On Dyck languages
In this exercise we consider the Dyck language, that is the language of well-balanced parentheses (and variations of it). More precisely, given the alphabet \Sigma=\{(,)\}, the Dyck language \mathsf{dyck}(1) is \mathsf{dyck}(1) =\{w\in \Sigma^* \mid \text{for every prefix $u$ of $w$} \ \ |u|_(\geq |u|_)\land |w|_(=|w|_)\}.
Similarly, let \mathsf{dyck}(s) be the Dyck language on s pairs of parentheses, i.e. the language of correctly nested sequences of s distinct types of parentheses. For instance, given the two types of parentheses (, ), and [, ], the word ([])\in \mathsf{dyck}(2), ()[]\in \mathsf{dyck}(2) but ([)]\notin \mathsf{dyck}(2).
Show that the grammar S \to SS \mid (S) \mid \lambda generates exactly \mathsf{dyck}(1). Is it ambiguous?
Show that the grammar S \to (S)S \mid \lambda generates exactly \mathsf{dyck}(1). Is it ambiguous?
Show that the grammar S \to SS \mid (S) \mid [S] \mid\lambda generates exactly \mathsf{dyck}(2). Is it ambiguous?
Show that the grammar S \to (S)S \mid [S]S \mid \lambda generates exactly \mathsf{dyck}(2). Is it ambiguous?
Construct an unambiguous grammar that generates \mathsf{dyck}(s) for an arbitrary s.

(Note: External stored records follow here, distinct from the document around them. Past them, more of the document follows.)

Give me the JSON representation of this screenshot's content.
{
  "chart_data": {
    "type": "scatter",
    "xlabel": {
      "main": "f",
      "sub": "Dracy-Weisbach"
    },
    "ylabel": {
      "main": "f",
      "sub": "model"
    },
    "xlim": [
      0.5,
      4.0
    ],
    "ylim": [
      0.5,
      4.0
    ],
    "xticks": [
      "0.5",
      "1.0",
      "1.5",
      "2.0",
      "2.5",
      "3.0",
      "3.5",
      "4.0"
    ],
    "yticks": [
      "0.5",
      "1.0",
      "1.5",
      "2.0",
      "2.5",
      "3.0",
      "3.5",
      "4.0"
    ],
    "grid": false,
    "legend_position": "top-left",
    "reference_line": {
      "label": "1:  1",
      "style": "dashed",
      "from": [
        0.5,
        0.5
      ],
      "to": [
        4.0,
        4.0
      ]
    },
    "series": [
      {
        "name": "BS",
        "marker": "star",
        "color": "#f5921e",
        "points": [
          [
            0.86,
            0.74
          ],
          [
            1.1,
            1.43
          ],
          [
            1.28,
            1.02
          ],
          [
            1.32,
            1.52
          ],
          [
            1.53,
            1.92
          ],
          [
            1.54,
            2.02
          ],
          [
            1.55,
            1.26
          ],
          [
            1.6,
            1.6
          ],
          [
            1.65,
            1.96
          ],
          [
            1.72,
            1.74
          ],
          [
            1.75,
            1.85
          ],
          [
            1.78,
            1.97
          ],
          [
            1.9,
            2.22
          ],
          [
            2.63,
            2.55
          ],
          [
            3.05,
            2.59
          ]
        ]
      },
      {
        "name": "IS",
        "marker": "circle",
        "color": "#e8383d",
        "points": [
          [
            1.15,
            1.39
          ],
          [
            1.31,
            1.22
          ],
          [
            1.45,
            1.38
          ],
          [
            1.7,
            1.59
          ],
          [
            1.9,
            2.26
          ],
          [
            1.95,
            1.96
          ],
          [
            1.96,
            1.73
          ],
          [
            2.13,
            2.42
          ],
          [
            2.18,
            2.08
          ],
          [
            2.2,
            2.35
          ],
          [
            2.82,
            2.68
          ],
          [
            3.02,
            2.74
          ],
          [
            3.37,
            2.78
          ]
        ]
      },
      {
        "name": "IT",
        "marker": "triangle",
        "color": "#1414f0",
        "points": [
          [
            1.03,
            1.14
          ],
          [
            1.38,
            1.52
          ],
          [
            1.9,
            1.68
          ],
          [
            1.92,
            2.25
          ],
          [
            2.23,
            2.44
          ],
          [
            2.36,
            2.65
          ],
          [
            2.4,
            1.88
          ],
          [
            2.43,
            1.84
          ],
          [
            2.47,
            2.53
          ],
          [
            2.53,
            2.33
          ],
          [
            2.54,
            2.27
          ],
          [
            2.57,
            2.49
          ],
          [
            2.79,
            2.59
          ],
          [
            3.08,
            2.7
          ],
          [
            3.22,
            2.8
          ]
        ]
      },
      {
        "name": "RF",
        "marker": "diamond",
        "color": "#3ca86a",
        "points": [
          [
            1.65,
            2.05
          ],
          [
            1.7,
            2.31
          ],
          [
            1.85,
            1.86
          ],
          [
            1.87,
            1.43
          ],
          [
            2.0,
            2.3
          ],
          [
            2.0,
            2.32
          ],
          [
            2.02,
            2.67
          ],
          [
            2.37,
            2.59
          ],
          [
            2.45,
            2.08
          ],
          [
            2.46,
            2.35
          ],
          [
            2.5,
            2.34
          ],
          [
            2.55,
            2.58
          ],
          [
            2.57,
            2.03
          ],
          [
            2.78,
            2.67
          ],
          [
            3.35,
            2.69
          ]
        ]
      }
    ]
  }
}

Let \sigma=\{(,),[,]\} and L be the language of all words over \Sigma^* such that, ignoring the symbols [, ], the words are well-parenthesised on (, ), and, similarly, ignoring the symbols (, ), the words are well-parenthesised on [, ]. In particular \mathsf{dyck}(2)\subseteq L, but the containment is strict. For instance, ([)]\in L\setminus \mathsf{dyck}(2). Show that L is not a context-free language.
TipUse the fact that the language \{a^nb^nc^n \mid n\in \mathbb N\} is not context-free.
The Dyck languages are important because, in a sense, they are the most complicated context-free languages. Indeed, the Chomsky–Schützenberger representation theorem states that a language L is context-free if an only if L is the image under an homomorphism of some \mathsf{dyck}(s) intersected with a regular language.